Depending, this upcoming Supreme Court decision could have far greater consequences than its abortion and gun control rulings, yet neither the media nor AOC will realize it (immediately)
/[The case consists of whether], in 42 U.S.C. § 7411(d), an ancillary provision of the Clean Air Act, Congress constitutionally authorized the Environmental Protection Agency to issue significant rules — including those capable of reshaping the nation's electricity grids and unilaterally decarbonizing virtually any sector of the economy — without any limits on what the agency can require so long as it considers cost, nonair impacts and energy requirements.
Not the Bee: “In laymen's terms, the question is: Can the EPA undertake its own interpretation of federal statute and just kinda do whatever it thinks is right? Or does that authority rest only with Congress?

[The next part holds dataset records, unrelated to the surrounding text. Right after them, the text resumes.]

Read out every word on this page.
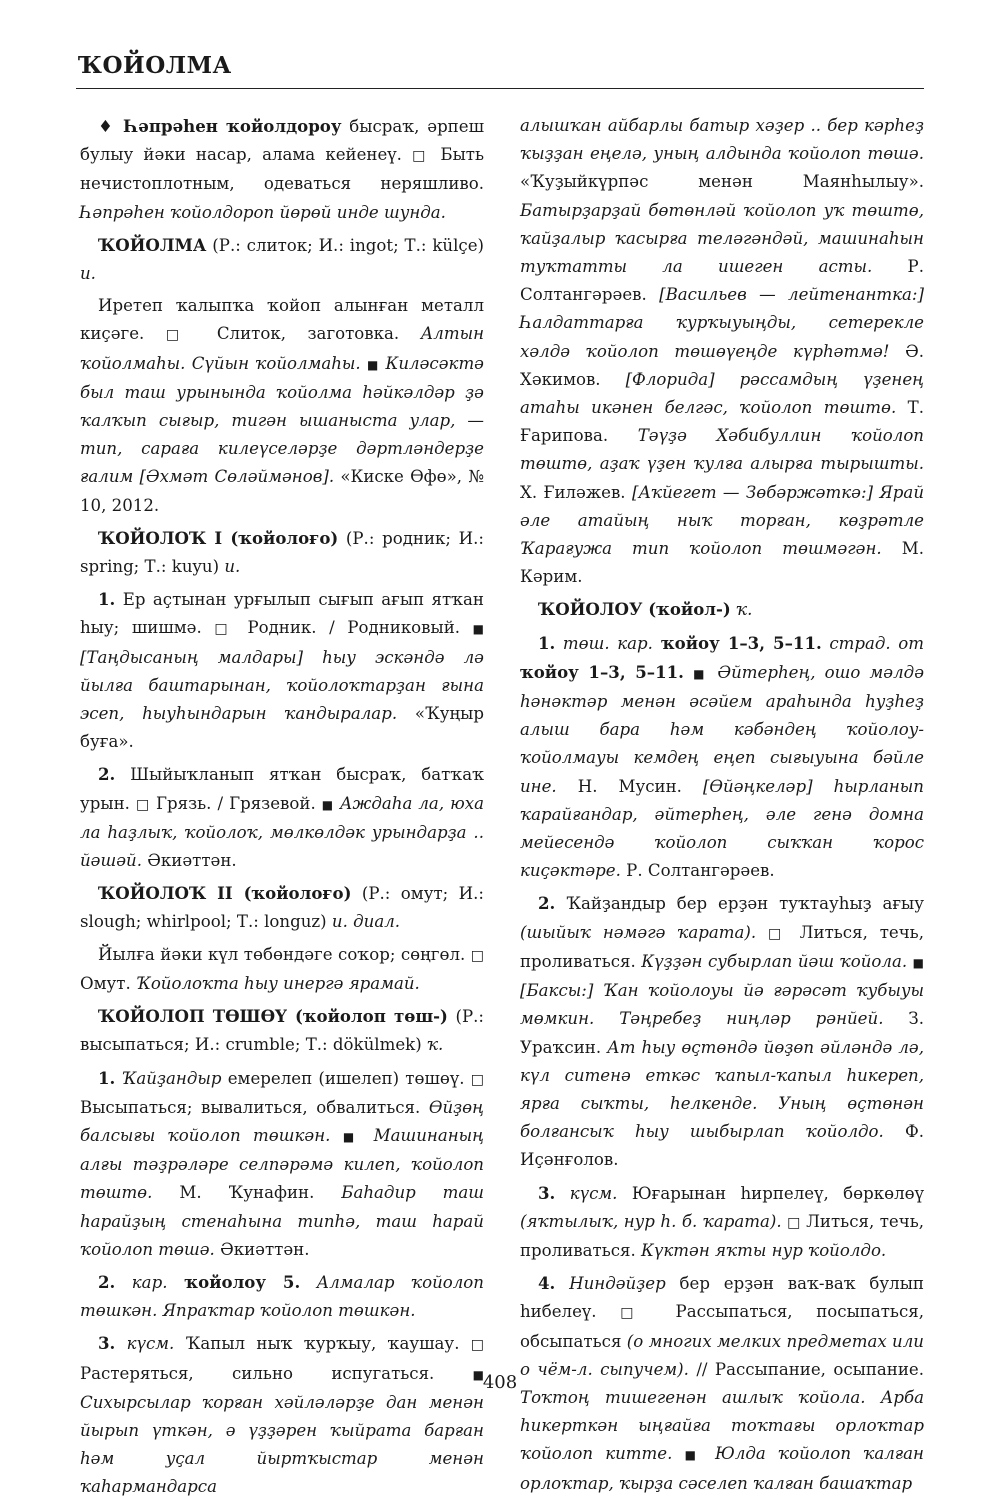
ҠОЙОЛМА

♦ Һәпрәһен ҡойолдороу бысраҡ, әрпеш булыу йәки насар, алама кейенеү. □ Быть нечистоплотным, одеваться неряшливо. Һәпрәһен ҡойолдороп йөрөй инде шунда.

ҠОЙОЛМА (Р.: слиток; И.: ingot; Т.: külçe) и.

Иретеп ҡалыпҡа ҡойоп алынған металл киҫәге. □ Слиток, заготовка. Алтын ҡойолмаһы. Сүйын ҡойолмаһы. ■ Киләсәктә был таш урынында ҡойолма һәйкәлдәр ҙә ҡалҡып сығыр, тигән ышаныста улар, — тип, сараға килеүселәрҙе дәртләндерҙе ғалим [Әхмәт Сөләймәнов]. «Киске Өфө», № 10, 2012.

ҠОЙОЛОҠ I (ҡойолоғо) (Р.: родник; И.: spring; Т.: kuyu) и.

1. Ер аҫтынан урғылып сығып ағып ятҡан һыу; шишмә. □ Родник. / Родниковый. ■ [Таңдысаның малдары] һыу эскәндә лә йылға баштарынан, ҡойолоҡтарҙан ғына эсеп, һыуһындарын ҡандыралар. «Ҡуңыр буға».

2. Шыйыҡланып ятҡан бысраҡ, батҡаҡ урын. □ Грязь. / Грязевой. ■ Аждаһа ла, юха ла һаҙлыҡ, ҡойолоҡ, мөлкөлдәк урындарҙа .. йәшәй. Әкиәттән.

ҠОЙОЛОҠ II (ҡойолоғо) (Р.: омут; И.: slough; whirlpool; Т.: longuz) и. диал.

Йылға йәки күл төбөндәге соҡор; сөңгөл. □ Омут. Ҡойолоҡта һыу инергә ярамай.

ҠОЙОЛОП ТӨШӨҮ (ҡойолоп төш-) (Р.: высыпаться; И.: crumble; Т.: dökülmek) ҡ.

1. Ҡайҙандыр емерелеп (ишелеп) төшөү. □ Высыпаться; вывалиться, обвалиться. Өйҙөң балсығы ҡойолоп төшкән. ■ Машинаның алғы тәҙрәләре селпәрәмә килеп, ҡойолоп төштө. М. Ҡунафин. Баһадир таш һарайҙың стенаһына типһә, таш һарай ҡойолоп төшә. Әкиәттән.

2. кар. ҡойолоу 5. Алмалар ҡойолоп төшкән. Япраҡтар ҡойолоп төшкән.

3. күсм. Ҡапыл ныҡ ҡурҡыу, ҡаушау. □ Растеряться, сильно испугаться. ■ Сихырсылар ҡорған хәйләләрҙе дан менән йырып үткән, ә үҙҙәрен ҡыйрата барған һәм уҫал йыртҡыстар менән ҡаһармандарса

алышҡан айбарлы батыр хәҙер .. бер кәрһеҙ ҡыҙҙан еңелә, уның алдында ҡойолоп төшә. «Ҡуҙыйкүрпәс менән Маянһылыу». Батырҙарҙай бөтөнләй ҡойолоп уҡ төштө, ҡайҙалыр ҡасырға теләгәндәй, машинаһын туҡтатты ла ишеген асты. Р. Солтангәрәев. [Васильев — лейтенантка:] Һалдаттарға ҡурҡыуыңды, сетерекле хәлдә ҡойолоп төшөүеңде күрһәтмә! Ә. Хәкимов. [Флорида] рәссамдың үҙенең атаһы икәнен белгәс, ҡойолоп төштө. Т. Ғарипова. Тәүҙә Хәбибуллин ҡойолоп төштө, аҙаҡ үҙен ҡулға алырға тырышты. Х. Ғиләжев. [Аҡйегет — Зөбәржәткә:] Ярай әле атайың ныҡ торған, көҙрәтле Ҡарағужа тип ҡойолоп төшмәгән. М. Кәрим.

ҠОЙОЛОУ (ҡойол-) ҡ.

1. төш. кар. ҡойоу 1–3, 5–11. страд. от ҡойоу 1–3, 5–11. ■ Әйтерһең, ошо мәлдә һәнәктәр менән әсәйем араһында һуҙһеҙ алыш бара һәм кәбәндең ҡойолоу-ҡойолмауы кемдең еңеп сығыуына бәйле ине. Н. Мусин. [Өйәңкеләр] һырланып ҡарайғандар, әйтерһең, әле генә домна мейесендә ҡойолоп сыҡҡан ҡорос киҫәктәре. Р. Солтангәрәев.

2. Ҡайҙандыр бер ерҙән туҡтауһыҙ ағыу (шыйыҡ нәмәгә ҡарата). □ Литься, течь, проливаться. Күҙҙән субырлап йәш ҡойола. ■ [Баксы:] Ҡан ҡойолоуы йә ғәрәсәт ҡубыуы мөмкин. Тәңребеҙ ниңләр рәнйей. З. Ураҡсин. Ат һыу өҫтөндә йөҙөп әйләндә лә, күл ситенә еткәс ҡапыл-ҡапыл һикереп, ярға сыҡты, һелкенде. Уның өҫтөнән болғансыҡ һыу шыбырлап ҡойолдо. Ф. Иҫәнғолов.

3. күсм. Юғарынан һирпелеү, бөркөлөү (яҡтылыҡ, нур һ. б. ҡарата). □ Литься, течь, проливаться. Күктән яҡты нур ҡойолдо.

4. Ниндәйҙер бер ерҙән ваҡ-ваҡ булып һибелеү. □ Рассыпаться, посыпаться, обсыпаться (о многих мелких предметах или о чём-л. сыпучем). // Рассыпание, осыпание. Тоҡтоң тишегенән ашлыҡ ҡойола. Арба һикерткән ыңғайға тоҡтағы орлоҡтар ҡойолоп китте. ■ Юлда ҡойолоп ҡалған орлоҡтар, ҡырҙа сәселеп ҡалған башаҡтар

408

… [If] the Court rules that the EPA cannot simply delegate itself authority based on its own interpretation of federal law, it may very well extend to every other agency of the federal government—meaning that federal agencies may very well be hamstrung in their ability to do whatever they want.”
Here's what UCLA School of Law Prof. Blake Emerson said about it earlier this month:
Right now, we have a case before the court, West Virginia v. the Environmental Protection Agency, that's really about the EPA's authority to address climate change. And essentially, the court is very skeptical that Congress should be able to give administrative bodies like the Environmental Protection Agency authority to make big policy decisions — to decide, "OK, do we want to regulate just specific power plants? Or do we want to regulate the entire electric grid?" And the court thinks that those decisions constitutionally have to be made by Congress because that's where the Constitution placed that power. And that is a fairly revolutionary doctrine.

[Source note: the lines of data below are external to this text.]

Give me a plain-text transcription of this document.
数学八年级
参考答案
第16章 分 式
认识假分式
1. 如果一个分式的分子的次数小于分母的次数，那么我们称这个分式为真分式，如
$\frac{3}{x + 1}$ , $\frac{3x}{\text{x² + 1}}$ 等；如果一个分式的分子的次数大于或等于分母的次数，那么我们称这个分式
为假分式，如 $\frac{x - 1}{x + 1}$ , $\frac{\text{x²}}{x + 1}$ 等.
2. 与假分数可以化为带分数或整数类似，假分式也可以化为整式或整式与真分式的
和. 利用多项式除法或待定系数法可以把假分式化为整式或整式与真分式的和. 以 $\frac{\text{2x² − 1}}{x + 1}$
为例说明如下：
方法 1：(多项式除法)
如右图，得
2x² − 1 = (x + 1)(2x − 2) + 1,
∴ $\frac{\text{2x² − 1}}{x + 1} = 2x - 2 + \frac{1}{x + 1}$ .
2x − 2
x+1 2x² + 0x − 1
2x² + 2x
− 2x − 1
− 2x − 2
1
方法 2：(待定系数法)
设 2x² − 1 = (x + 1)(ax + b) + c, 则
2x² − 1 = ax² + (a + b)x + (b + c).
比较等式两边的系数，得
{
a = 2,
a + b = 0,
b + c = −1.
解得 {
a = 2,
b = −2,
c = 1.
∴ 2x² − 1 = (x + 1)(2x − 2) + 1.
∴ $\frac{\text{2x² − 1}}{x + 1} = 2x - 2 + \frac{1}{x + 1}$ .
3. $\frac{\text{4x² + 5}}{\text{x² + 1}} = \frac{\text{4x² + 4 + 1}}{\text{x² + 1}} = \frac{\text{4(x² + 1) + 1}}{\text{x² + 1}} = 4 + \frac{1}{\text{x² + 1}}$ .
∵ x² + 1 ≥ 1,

I say “depending”, because the court might very well write a very narrow decision strictly confined to the particular facts of this case, and the broader issue will be deferred to another day, another fact pattern. But the court might strike down — or endorse — the power of regulatory agencies to effectively write their own laws. And that would be huuuge.
…. Second, the Fifth Circuit held that the Commission's statutory ability to opt to bring securities fraud actions within the agency violated the "non-delegation doctrine." The court concluded that Congress had delegated legislative power to the SEC by allowing the Commission to decide whether to bring enforcement actions in federal court or as administrative actions. The court further held that this delegation of power is unconstitutional because Congress has not provided guidance to the Commission with respect to how it should exercise that discretion.